Velan (T.VLN) fabrique des valves. Stella-Jones (T.SJ) fait des poteaux. Le Groupe Canam (T.CAM) produit des poutrelles d'acier. Rien de bien sexy à première vue. Ces entreprises québécoises, qui passent trop facilement sous le radar des médias faute d'avoir le profil d'un Uber, n'en sont pas moins des championnes dans leur domaine respectif, voire des valeurs attrayantes en Bourse. Second regard sur les entreprises au profil ingrat.

La semaine dernière, par exemple, Stella-Jones a dévoilé des chiffres financiers brillants dans une mer de résultats atones. Son bénéfice par action comme ses revenus ont bondi de 33 % à la faveur de la vigueur de l'économie américaine, la chute du huard, les acquisitions ciblées et la hausse des prix de vente. L'entreprise de l'arrondissement de Saint-Laurent n'a pas fait la manchette des pages financières pour autant. Qui s'intéresse aux poteaux de téléphone et traverses de chemin de fer ?

La performance de cette entreprise solide n'a toutefois pas échappé aux investisseurs aguerris. Le titre a gagné près de 6 %, mercredi, et fraye avec les sommets. Stella a quintuplé de valeur en cinq ans. Sept analystes suivent sa progression alors que l'action SJ frise leur cible de 44,05 $.

Le Groupe Canam est une autre entreprise dont on parle peu dans les cocktails, mais qui mérite le respect. La firme fait, grosso modo, dans les poutrelles d'acier. Mais c'est aussi une multinationale qui exploite des établissements de fabrication et de services d'ingénierie au Canada, aux États-Unis, en Roumanie, en Inde et en Chine, et qui détient des coparticipations dans des entreprises en Chine et en France.

L'entreprise beauceronne a quasi décuplé son revenu net au premier trimestre, généralement le plus faible de l'année, à la faveur de la reprise continue dans les marchés de la construction non résidentielle aux États-Unis, a-t-on appris la semaine dernière.
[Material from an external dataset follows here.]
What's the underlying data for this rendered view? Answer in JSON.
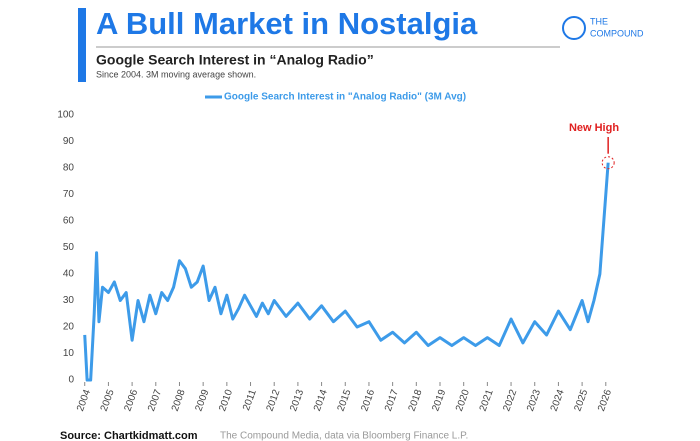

En Bourse, le titre a gagné 3 % en trois jours pour une avance de 17 % depuis le début de l'année. Les deux analystes qui s'y intéressent prévoient une « surperformance » du titre.

Pour sa part, Velan a bondi de près de 20 % dans un marché difficile à la Bourse de Toronto, au début de la semaine dernière. Mon collègue Richard Dufour - à qui rien n'échappe - relève l'exploit dans sa revue de la semaine, à l'écran suivant. Aucun analyste financier du côté des courtiers n'a levé le pouce pour autant. En fait, aucun ne suit Velan, tout de même un leader de classe mondiale dans le monde de la robinetterie industrielle.

ENNUYEUX, MAIS PAYANTS

De fait, les entreprises les plus banales peuvent enrichir leurs actionnaires alors que les titres passionnants ne sont pas nécessairement les plus payants, selon une nouvelle recherche publiée en début d'année par le Bureau national de recherche économique (NBER), la même organisation qui détermine quand les récessions américaines commencent et finissent.

Quand tout a été dit et que tout a été fait, les entreprises dans les industries de pointe, comme les logiciels et les produits pharmaceutiques, offrent des rendements moindres que les ennuyeuses valeurs bancaires ou les entreprises de services publics, démontrent les auteurs Jia Chen, Kewei Hou et René M. Stulz.

L'optique est évidemment à très long terme. Un coup d'oeil sur les secteurs atypiques, tels que représentés par les sous-indices du TSX, depuis le début de l'année, infirmerait plutôt la thèse.

Les chercheurs du NBER ont notamment constaté que les titres d'entreprises dans les industries où la rentabilité varie peu - les ennuyeuses - ont tendance à obtenir des multiples boursiers plus faibles que les entreprises dites passionnantes, par rapport à leur valeur comptable ou leur flux de bénéfices. Mais lorsque l'on regarde leur rendement rétrospectif, les entreprises les moins séduisantes récompensent mieux leurs actionnaires.

Les évaluations plus élevées des « stocks sexy », Apple par exemple, pourraient être le résultat de facteurs comme une meilleure visibilité dans les médias (mea culpa), ou un manque de prévisibilité de leur rentabilité qui conduit à une enflure du ratio cours/valeur comptable. « Notre analyse montre que la mauvaise évaluation des titres par le marché boursier est la principale explication », concluent les auteurs de l'étude américaine.